If we ignore the unseen ACK problem for now, I can see what appears to be partial retransmissioning happening which both wireshark as well as your TCP stack interprets as partial retransmission:
Because of that, your kernel delivers MSP_CLID: 21XXXX randomly to haproxy.
I did not have the time to properly investigate what happens at TCP level, I can only see that both wireshark (using the Follow: TCP stream feature) and your TCP stack considers this as a partial retransmission.
Are there any strange configuration in your side: a patched OS/kernel, a specific NIC driver, anything non-standard on your end of the setup?
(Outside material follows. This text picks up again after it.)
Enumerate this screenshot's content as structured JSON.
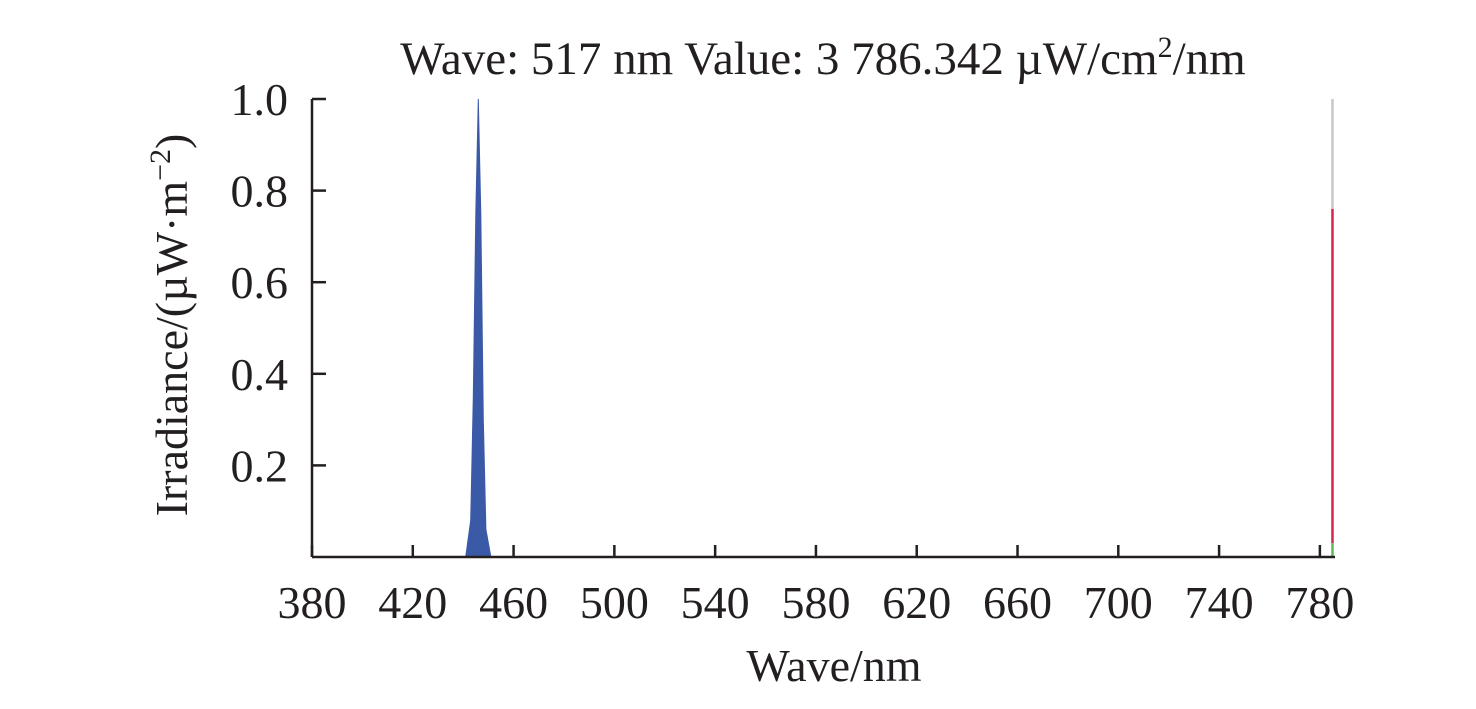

If not, I guess it’s possible that mobile operatores intercept port 80 traffic and do strange things with it.
I have heard from people that HTTP “accelerators” in mobile networks messed their websitesm to the point that they where unusable.
I’d suggest you check whether this happens with one specific network operator only.
Upgrading your website to HTTPS is something that definitely would fix this problem, as TLS guarantees that traffic is not corrupted along the way. Whether the root cause is a accelerator in a mobile network or a TCP/NIC driver bug on your end is something that I can not exactly tell at this point.
Ok, in that case you will have to explain them the problem. Show them the wireshark screenshot that shows that the header is randomly inserted sometimes.